Don’t restrict competition to products with similar functionality or physical characteristics. Don’t assume two products are competitors because they look or function similarly. There are two related mistakes people make about what is and isn’t competition for a product.
Thinking that two solutions compete against each other because they share similar characteristics. Even though PCs and mainframes are both computers, they don’t compete in the slightest.
Restricting the definition of competition to products with similar characteristics. Godrej and Christensen believed that the only competition for their electric refrigerator was other electric refrigerators. They also believed they were creating a new market of refrigerator alternatives. Unfortunately for Godrej, neither of those opinions was true. Consumers were already using several refrigerator alternatives.
Keep your mind open to what counts as competition. I recently talked with a woman who told me about switching from her morning coffee to a kale smoothie with a shot of wheatgrass. Who would’ve thought a cup of coffee and a kale smoothie could be competitors?
Every innovator, whether creating a new innovation or improving an existing one, should have a clear idea of how his or her customers see competition. When you’re creating a new innovation, you need to answer the question, “What are customers going to stop buying when they start buying our solution?” And if you’re creating a new feature for an existing product, you need to ask, “What behaviors or other products is this feature going to replace?”
Talk with your customers! Your competitive model can come only from them. Models of competition and markets that don’t come from customers are almost guaranteed to be wrong.
Don’t study the relationships among customers, products, and competition just from afar. You must actually talk with the customers who use these products. Ask them what else they’ve tried to get the Job Done. Were there other options they wanted to try but didn’t or couldn’t? Did they combine solutions because no single solution worked well? Through questions like these, you can triangulate what customers do or don’t consider as competition.
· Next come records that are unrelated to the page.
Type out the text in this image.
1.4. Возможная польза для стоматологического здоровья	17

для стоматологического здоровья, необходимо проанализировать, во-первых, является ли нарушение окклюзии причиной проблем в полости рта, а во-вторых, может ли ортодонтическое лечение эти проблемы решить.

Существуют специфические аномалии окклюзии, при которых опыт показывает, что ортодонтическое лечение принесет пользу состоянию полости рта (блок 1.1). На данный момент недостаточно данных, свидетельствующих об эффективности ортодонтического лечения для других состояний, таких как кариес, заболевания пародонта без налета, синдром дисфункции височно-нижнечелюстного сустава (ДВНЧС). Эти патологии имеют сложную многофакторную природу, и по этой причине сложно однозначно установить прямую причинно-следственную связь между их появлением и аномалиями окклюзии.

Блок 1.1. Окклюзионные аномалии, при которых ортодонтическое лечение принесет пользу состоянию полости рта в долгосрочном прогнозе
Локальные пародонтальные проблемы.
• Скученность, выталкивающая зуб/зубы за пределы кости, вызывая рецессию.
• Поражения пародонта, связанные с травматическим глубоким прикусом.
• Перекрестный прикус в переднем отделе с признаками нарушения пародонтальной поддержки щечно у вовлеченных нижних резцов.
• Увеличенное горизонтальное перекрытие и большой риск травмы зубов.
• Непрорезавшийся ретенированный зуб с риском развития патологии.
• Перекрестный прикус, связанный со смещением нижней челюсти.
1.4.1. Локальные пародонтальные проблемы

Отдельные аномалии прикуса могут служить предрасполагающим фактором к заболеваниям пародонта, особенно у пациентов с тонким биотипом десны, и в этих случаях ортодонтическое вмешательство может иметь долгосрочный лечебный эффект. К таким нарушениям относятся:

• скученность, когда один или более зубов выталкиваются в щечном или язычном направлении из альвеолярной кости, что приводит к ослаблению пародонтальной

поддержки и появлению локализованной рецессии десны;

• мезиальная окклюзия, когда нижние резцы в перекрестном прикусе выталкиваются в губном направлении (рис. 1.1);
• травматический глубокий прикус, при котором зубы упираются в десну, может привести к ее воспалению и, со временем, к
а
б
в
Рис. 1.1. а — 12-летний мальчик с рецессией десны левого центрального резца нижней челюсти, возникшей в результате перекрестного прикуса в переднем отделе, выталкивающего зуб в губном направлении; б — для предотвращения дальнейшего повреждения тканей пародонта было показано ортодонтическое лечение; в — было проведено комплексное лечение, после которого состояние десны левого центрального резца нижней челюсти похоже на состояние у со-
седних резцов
Confirm that competition exists between products by finding customers who switched. At the time of this writing, PC sales have dropped to historic lows; they’ve been on a decline for quite some time. Some people claim that this drop in PC sales is due to the smartphone. But is that true?[49]
Remember, correlation does not equal causation. There’s only one sure way to prove a causal link between smartphone sales and PC sales: find people who stopped using their PCs and started using smartphones. Unless you can find evidence of a switch, the suggestion that any competitive relationship exists between the two is pure conjecture. Yes, some people may have entirely stopped using a PC in favor of a smartphone, but a lot of people own and use both.